The analysis, by Pew Research, is being spun as evidence that the government “spends too much” on the elderly while leaving younger Americans hanging out to dry. It's already becoming another weapon in the corporate right's long-running battle against Social Security.

There's no doubt that this economy is especially grim for young people. Unemployment among young adults continues to hover around 18 percent, and a report by the Federal Reserve found that full-time undergraduate students are borrowing 63 percent more for school than they did a decade ago. (Outstanding student-loan debt broke the trillion-dollar mark for the first time this year.) Young people have few prospects for decent jobs. This bleak situation is clearly a driving factor behind the emergence of the Occupy Wall Street movement; studies suggest that the “occupiers” skew young, don't have a lot of income and suffer from a much higher rate of unemployment than the country as a whole.

The Pew study's main finding is that, “in 2009, households headed by adults ages 65 and older possessed 42% more median net worth (assets minus debt)" than they did in 1984, but that trend was reversed in younger households. In 2009, “households headed by adults younger than 35 had 68% less wealth than households of their same-aged counterparts had in 1984."

As a result, whereas older families had 10 times the accumulated wealth of those headed by people under 35 back in 1984, that ratio has now risen to 47-to-1. The authors acknowledge that people accumulate wealth as they get older, and that young people didn't have a lot of it back in 1984, but economist Dean Baker told AlterNet that this fact renders the finding little more than a bit of trivia. “The idea of using a ratio is really problematic in this context,” he said. “Young people have no wealth. They had no wealth in 1984 and they have no wealth now.
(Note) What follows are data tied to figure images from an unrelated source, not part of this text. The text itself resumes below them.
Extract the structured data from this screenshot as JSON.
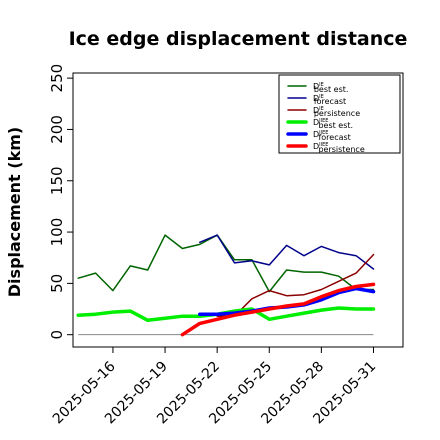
{
  "chart_data": {
    "type": "line",
    "title": "Ice edge displacement distance",
    "ylabel": "Displacement (km)",
    "xlabel": "",
    "ylim": [
      0,
      250
    ],
    "y_ticks": [
      0,
      50,
      100,
      150,
      200,
      250
    ],
    "x_ticks": [
      {
        "label": "2025-05-16",
        "color": "#000000"
      },
      {
        "label": "2025-05-19",
        "color": "#000000"
      },
      {
        "label": "2025-05-22",
        "color": "#228B22"
      },
      {
        "label": "2025-05-25",
        "color": "#000000"
      },
      {
        "label": "2025-05-28",
        "color": "#000000"
      },
      {
        "label": "2025-05-31",
        "color": "#000000"
      }
    ],
    "x_tick_index": [
      2,
      5,
      8,
      11,
      14,
      17
    ],
    "x_range": [
      -0.3,
      18.7
    ],
    "grid": false,
    "legend_position": "top-right",
    "baseline": {
      "y": 0,
      "from": 0,
      "to": 17,
      "color": "#888888"
    },
    "series": [
      {
        "name": "D^{ℝ}_{best est.}",
        "legend_main": "D",
        "legend_sup": "IE",
        "legend_sub": "best est.",
        "color": "#006400",
        "width": 1.5,
        "x": [
          0,
          1,
          2,
          3,
          4,
          5,
          6,
          7,
          8,
          9,
          10,
          11,
          12,
          13,
          14,
          15,
          16,
          17
        ],
        "y": [
          55,
          60,
          43,
          67,
          63,
          97,
          84,
          88,
          97,
          73,
          73,
          42,
          63,
          61,
          61,
          57,
          44,
          44
        ]
      },
      {
        "name": "D^{ℝ}_{forecast}",
        "legend_main": "D",
        "legend_sup": "IE",
        "legend_sub": "forecast",
        "color": "#00008B",
        "width": 1.5,
        "x": [
          7,
          8,
          9,
          10,
          11,
          12,
          13,
          14,
          15,
          16,
          17
        ],
        "y": [
          90,
          97,
          70,
          72,
          68,
          87,
          77,
          86,
          80,
          77,
          64
        ]
      },
      {
        "name": "D^{ℝ}_{persistence}",
        "legend_main": "D",
        "legend_sup": "IE",
        "legend_sub": "persistence",
        "color": "#8B0000",
        "width": 1.5,
        "x": [
          8,
          9,
          10,
          11,
          12,
          13,
          14,
          15,
          16,
          17
        ],
        "y": [
          18,
          18,
          35,
          43,
          38,
          39,
          44,
          52,
          60,
          78
        ]
      },
      {
        "name": "D^{ℝℝℝ}_{best est.}",
        "legend_main": "D",
        "legend_sup": "IIEE",
        "legend_sub": "best est.",
        "color": "#00EE00",
        "width": 3.5,
        "x": [
          0,
          1,
          2,
          3,
          4,
          5,
          6,
          7,
          8,
          9,
          10,
          11,
          12,
          13,
          14,
          15,
          16,
          17
        ],
        "y": [
          19,
          20,
          22,
          23,
          14,
          16,
          18,
          18,
          20,
          23,
          25,
          15,
          18,
          21,
          24,
          26,
          25,
          25
        ]
      },
      {
        "name": "D^{ℝℝℝ}_{forecast}",
        "legend_main": "D",
        "legend_sup": "IIEE",
        "legend_sub": "forecast",
        "color": "#0000FF",
        "width": 3.5,
        "x": [
          7,
          8,
          9,
          10,
          11,
          12,
          13,
          14,
          15,
          16,
          17
        ],
        "y": [
          20,
          20,
          21,
          23,
          26,
          27,
          29,
          34,
          41,
          45,
          42
        ]
      },
      {
        "name": "D^{ℝℝℝ}_{persistence}",
        "legend_main": "D",
        "legend_sup": "IIEE",
        "legend_sub": "persistence",
        "color": "#FF0000",
        "width": 3.5,
        "x": [
          6,
          7,
          8,
          9,
          10,
          11,
          12,
          13,
          14,
          15,
          16,
          17
        ],
        "y": [
          0,
          11,
          15,
          19,
          22,
          25,
          28,
          30,
          37,
          43,
          47,
          49
        ]
      }
    ]
  }
}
The fact that the ratio of the wealth of older households to younger households has increased hugely tells us almost nothing.”
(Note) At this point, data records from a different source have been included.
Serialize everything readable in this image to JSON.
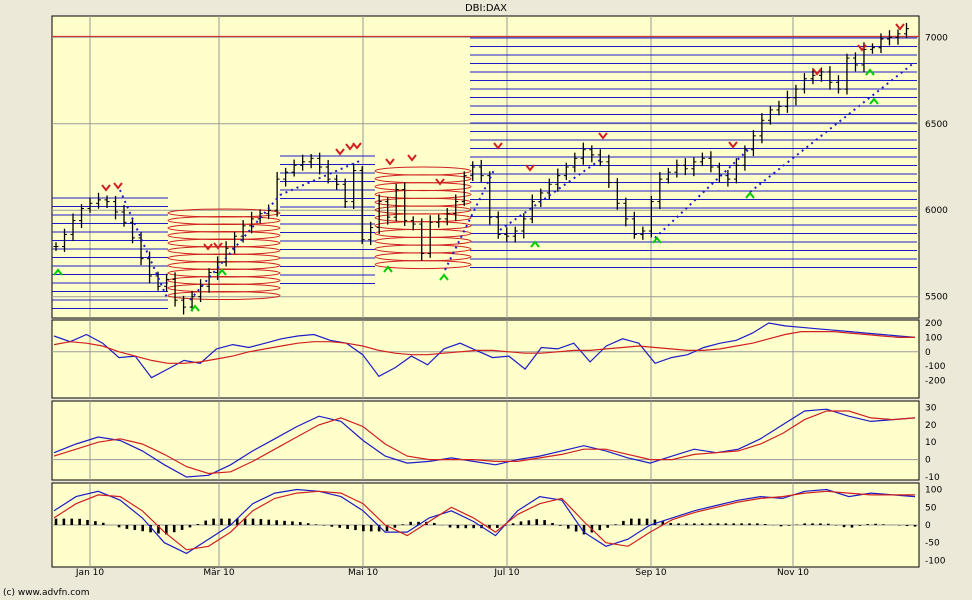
{
  "title": "DBI:DAX",
  "credit": "(c) www.advfn.com",
  "colors": {
    "panel_bg": "#ffffcc",
    "frame_bg": "#ece9d8",
    "blue": "#1c1cc8",
    "red": "#d02020",
    "green": "#00cc00",
    "grid": "#9a9a9a",
    "bars": "#000000"
  },
  "x_axis": {
    "labels": [
      "Jan 10",
      "Mär 10",
      "Mai 10",
      "Jul 10",
      "Sep 10",
      "Nov 10"
    ]
  },
  "chart_data": [
    {
      "type": "ohlc",
      "name": "price",
      "ylim": [
        5400,
        7100
      ],
      "yticks": [
        5500,
        6000,
        6500,
        7000
      ],
      "reference_line": 7005,
      "months_positions": [
        "Jan 10",
        "Mär 10",
        "Mai 10",
        "Jul 10",
        "Sep 10",
        "Nov 10"
      ],
      "close": [
        5790,
        5860,
        5940,
        6010,
        6040,
        6060,
        6050,
        5990,
        5930,
        5840,
        5720,
        5620,
        5560,
        5600,
        5480,
        5440,
        5500,
        5560,
        5640,
        5700,
        5780,
        5850,
        5910,
        5950,
        5980,
        6000,
        6180,
        6220,
        6260,
        6280,
        6300,
        6250,
        6180,
        6150,
        6050,
        6230,
        5830,
        5900,
        6050,
        5960,
        6120,
        5940,
        5920,
        5750,
        5930,
        5950,
        5980,
        6050,
        6200,
        6250,
        6200,
        5960,
        5860,
        5850,
        5880,
        5950,
        6050,
        6100,
        6150,
        6200,
        6250,
        6300,
        6350,
        6320,
        6280,
        6160,
        6040,
        5950,
        5860,
        5880,
        6050,
        6180,
        6220,
        6260,
        6240,
        6280,
        6300,
        6250,
        6200,
        6180,
        6260,
        6350,
        6430,
        6520,
        6580,
        6600,
        6650,
        6700,
        6760,
        6780,
        6800,
        6740,
        6700,
        6880,
        6840,
        6930,
        6940,
        6990,
        7000,
        7020,
        7050
      ]
    },
    {
      "type": "line",
      "name": "oscillator-1",
      "ylim": [
        -300,
        200
      ],
      "yticks": [
        200,
        100,
        0,
        -100,
        -200
      ],
      "series": [
        {
          "color": "blue",
          "values": [
            110,
            70,
            120,
            60,
            -40,
            -30,
            -180,
            -120,
            -60,
            -80,
            20,
            50,
            30,
            60,
            90,
            110,
            120,
            80,
            60,
            -20,
            -170,
            -110,
            -30,
            -90,
            20,
            60,
            10,
            -40,
            -30,
            -120,
            30,
            20,
            60,
            -70,
            40,
            90,
            60,
            -80,
            -40,
            -20,
            30,
            60,
            80,
            130,
            200,
            180,
            170,
            160,
            150,
            140,
            130,
            120,
            110,
            100
          ]
        },
        {
          "color": "red",
          "values": [
            50,
            70,
            60,
            40,
            0,
            -30,
            -60,
            -80,
            -80,
            -70,
            -50,
            -30,
            0,
            20,
            40,
            60,
            70,
            70,
            60,
            40,
            10,
            -10,
            -20,
            -20,
            -10,
            0,
            10,
            10,
            0,
            -10,
            -10,
            0,
            10,
            10,
            20,
            30,
            40,
            30,
            20,
            10,
            10,
            20,
            40,
            60,
            90,
            120,
            140,
            140,
            140,
            130,
            120,
            110,
            100,
            100
          ]
        }
      ]
    },
    {
      "type": "line",
      "name": "oscillator-2",
      "ylim": [
        -10,
        32
      ],
      "yticks": [
        30,
        20,
        10,
        0,
        -10
      ],
      "series": [
        {
          "color": "blue",
          "values": [
            4,
            9,
            13,
            11,
            5,
            -3,
            -10,
            -9,
            -3,
            5,
            12,
            19,
            25,
            22,
            11,
            2,
            -2,
            -1,
            1,
            -1,
            -3,
            0,
            2,
            5,
            8,
            5,
            1,
            -2,
            2,
            6,
            4,
            6,
            12,
            20,
            28,
            29,
            25,
            22,
            23,
            24
          ]
        },
        {
          "color": "red",
          "values": [
            2,
            6,
            10,
            12,
            9,
            3,
            -4,
            -8,
            -7,
            -1,
            6,
            13,
            20,
            24,
            19,
            9,
            2,
            0,
            0,
            0,
            -1,
            -1,
            1,
            3,
            6,
            6,
            3,
            0,
            0,
            3,
            4,
            5,
            9,
            15,
            23,
            28,
            28,
            24,
            23,
            24
          ]
        }
      ]
    },
    {
      "type": "histogram+line",
      "name": "oscillator-3",
      "ylim": [
        -110,
        110
      ],
      "yticks": [
        100,
        50,
        0,
        -50,
        -100
      ],
      "series": [
        {
          "color": "blue",
          "values": [
            40,
            80,
            95,
            70,
            20,
            -50,
            -80,
            -40,
            0,
            60,
            90,
            100,
            95,
            80,
            40,
            -20,
            -20,
            20,
            40,
            10,
            -30,
            40,
            80,
            70,
            -20,
            -60,
            -40,
            0,
            20,
            40,
            55,
            70,
            80,
            75,
            95,
            100,
            80,
            90,
            85,
            80
          ]
        },
        {
          "color": "red",
          "values": [
            20,
            60,
            85,
            80,
            40,
            -20,
            -70,
            -60,
            -20,
            40,
            75,
            90,
            95,
            90,
            60,
            0,
            -30,
            10,
            50,
            20,
            -20,
            30,
            60,
            75,
            10,
            -50,
            -60,
            -20,
            15,
            35,
            50,
            65,
            75,
            80,
            90,
            95,
            90,
            85,
            85,
            85
          ]
        }
      ]
    }
  ]
}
It tells us even less because, as Baker noted, the study contains a serious flaw. Back in the 1980s, traditional, employer-managed pensions were the primary means of saving for retirement in the United States, but during the intervening years there was a huge shift toward 401(k)s (and similar accounts), which now represent over 80 percent of private retirement savings. Traditional pensions weren’t counted as part of a household’s net-worth, but 401(k)s are. So comparing the wealth of older households that didn’t include their nest-eggs in 1984 to those in 2009 which count the money people have socked away as part of their net worth is like comparing apples to oranges.

“It’s incredibly dishonest that the Pew study didn’t mention the impact of the switch from defined benefit pensions to defined contribution plans,” Baker said.
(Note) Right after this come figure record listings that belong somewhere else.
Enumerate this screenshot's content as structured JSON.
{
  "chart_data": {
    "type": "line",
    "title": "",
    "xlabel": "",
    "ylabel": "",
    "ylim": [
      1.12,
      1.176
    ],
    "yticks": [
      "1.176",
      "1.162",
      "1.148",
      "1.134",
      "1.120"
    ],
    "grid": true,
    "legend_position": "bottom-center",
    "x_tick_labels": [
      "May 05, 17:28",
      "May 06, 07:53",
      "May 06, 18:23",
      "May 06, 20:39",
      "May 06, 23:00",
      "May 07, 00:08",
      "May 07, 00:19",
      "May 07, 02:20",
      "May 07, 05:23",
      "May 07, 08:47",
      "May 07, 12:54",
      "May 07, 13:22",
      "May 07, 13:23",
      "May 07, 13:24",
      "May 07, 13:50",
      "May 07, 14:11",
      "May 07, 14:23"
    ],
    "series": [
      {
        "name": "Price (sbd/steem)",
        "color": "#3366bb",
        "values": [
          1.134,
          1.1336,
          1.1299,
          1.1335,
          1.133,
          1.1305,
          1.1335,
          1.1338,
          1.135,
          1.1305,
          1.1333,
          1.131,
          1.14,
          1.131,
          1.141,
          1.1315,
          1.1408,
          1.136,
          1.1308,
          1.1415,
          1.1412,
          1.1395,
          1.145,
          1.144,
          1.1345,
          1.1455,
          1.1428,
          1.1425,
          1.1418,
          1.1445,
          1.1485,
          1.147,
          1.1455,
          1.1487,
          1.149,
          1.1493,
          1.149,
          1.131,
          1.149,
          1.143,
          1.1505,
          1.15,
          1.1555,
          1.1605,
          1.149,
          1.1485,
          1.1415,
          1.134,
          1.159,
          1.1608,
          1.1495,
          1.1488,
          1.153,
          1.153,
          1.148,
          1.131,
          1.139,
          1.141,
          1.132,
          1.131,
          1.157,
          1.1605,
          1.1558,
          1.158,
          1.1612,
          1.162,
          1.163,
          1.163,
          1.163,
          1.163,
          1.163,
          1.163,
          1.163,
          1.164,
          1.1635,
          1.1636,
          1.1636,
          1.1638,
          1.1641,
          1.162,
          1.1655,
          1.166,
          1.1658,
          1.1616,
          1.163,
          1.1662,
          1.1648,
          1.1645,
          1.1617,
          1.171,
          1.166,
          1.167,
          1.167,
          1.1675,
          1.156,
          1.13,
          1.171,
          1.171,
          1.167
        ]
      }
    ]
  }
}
What’s more, 1984 was a very different point in the business cycle than 2009. Back then we were in the second year of a robust recovery following the 1981-'82 recession, with real economic growth of over 7 percent and an unemployment rate that was under 8 percent and falling rapidly. The recent crash officially ended halfway through 2009, giving way to an anemic recovery. Economic growth for the year was negative, and unemployment for the year stood more or less steady at 9.3 percent.